The National Oceanic and Atmospheric Administration's 2019 fiscal budget summary released Monday calls for the NWS agency under the NOAA to cut 355 jobs, including 248 forecasting positions. The overall budget cut for the NWS would amount to just over $75 million of its $1 billion overall budget requested by NOAA.
The summary notes that the administration justifies the job elimination on the 2016 Weather Service Operations and Workforce Analysis, which found “a mismatch in some areas [of the Weather Service] between workforce and workload” and “that the current distribution of staff across the country can evolve.”
The proposal directs the NWS to reduce staff to increase “flexibility within NWS’ operating model” and “begin implementing a series of operational reforms aimed at increasing staffing flexibility to best match service demands with available resources.”
Meteorologists say the budget proposal may put lives at risk.
“The proposed NWS cuts are especially troubling given that the nation just saw its most expensive year for weather disasters on record," meteorologist Bob Henson of Weather Underground said. "The NWS forecasters I know are passionate about their jobs and dedicated to serving the public. They’ve also been stretched thin by understaffing. If we want a world-class weather service, we ought to fully fund it.”
In October, the National Weather Service Employees Organization said the agency is “for the first time in its history teetering on the brink of failure” as reductions in staffing left scientists overworked and stressed.
“It’s gotten so bad that we’re not going to be able to provide service that two years ago we were able to provide to public, emergency managers and media,” said Dan Sobien, the president of the union. “We’ve never been in that position before.”

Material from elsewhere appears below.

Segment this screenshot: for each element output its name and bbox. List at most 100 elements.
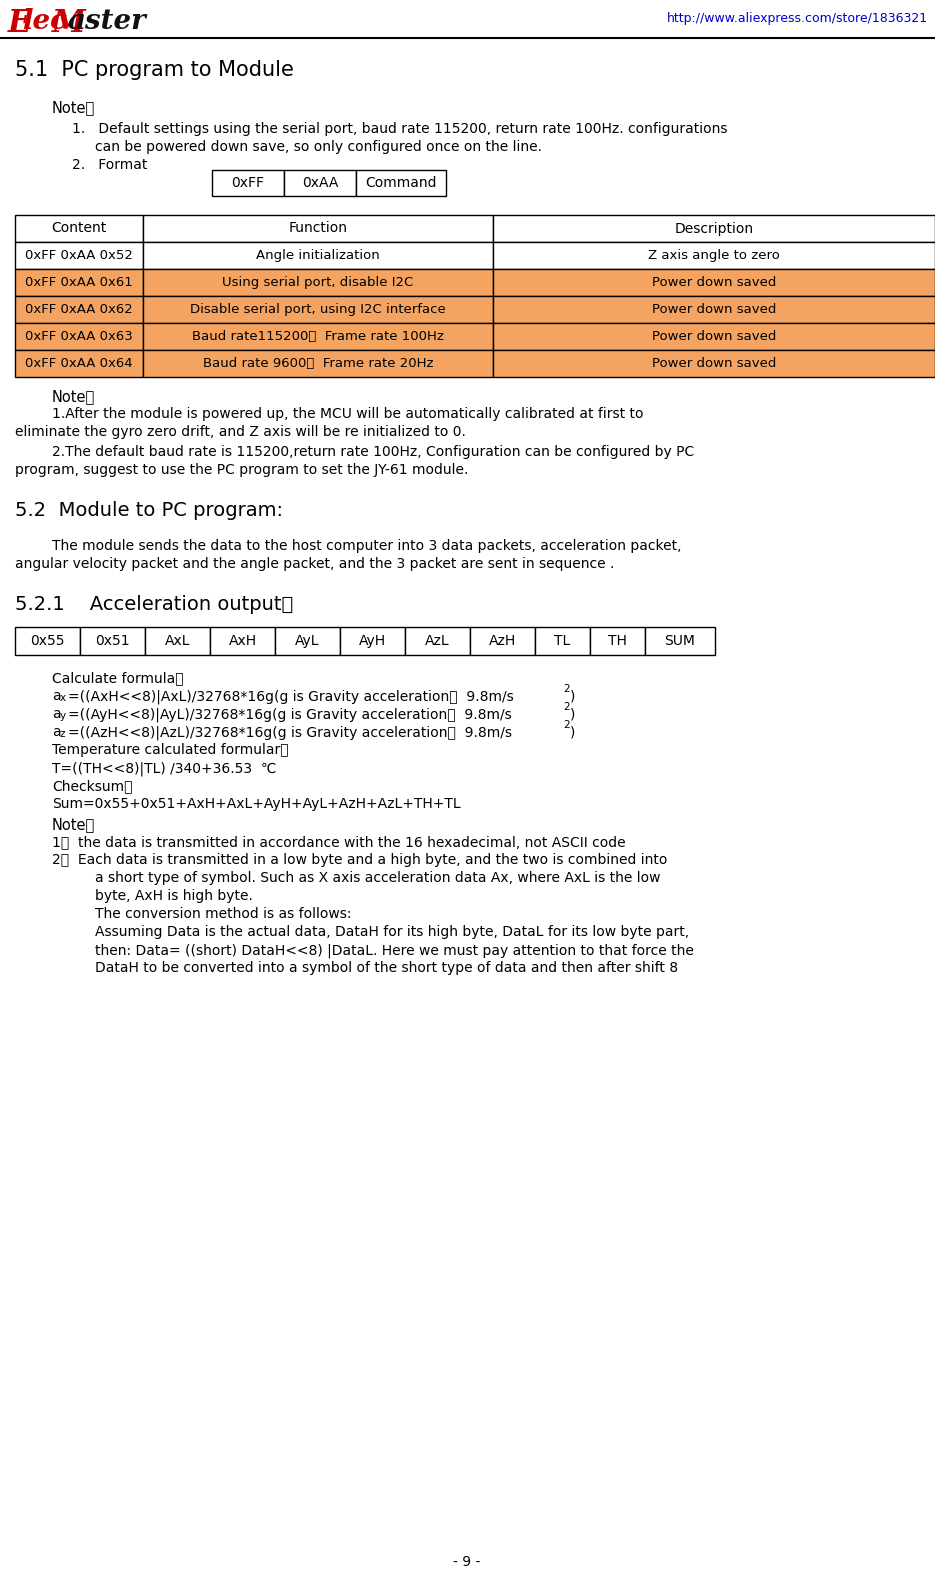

Staff vacancies at the agency increased 57 percent from 2014 to 2016, according to an independent report from the Government Accountability Office. The union suggests that the number of vacancies has actually reached nearly 700. The union notes that the decrease in staffing is not necessarily tied to a lack funding but because funds allocated were not earmarked for staffing.
Sobien told weather.com Tuesday that if the budget proposal is approved, it would mean that by 2019, more than a quarter of the NWS staff would be eliminated.
"That means many offices will have to close or close nights and weekends," Sobien said of the proposed staffing cuts. "Already, many NWS staff work months at a time with no days off and are forced overtime."
"What you will see is a decrease in forecasting and warning accuracy," Sabien said, adding that inaccurate forecasting will "cost us all a whole lot more than $75 million."
"Literally, this (proposed budget) is risking all of our lives to save a few million dollars," he added.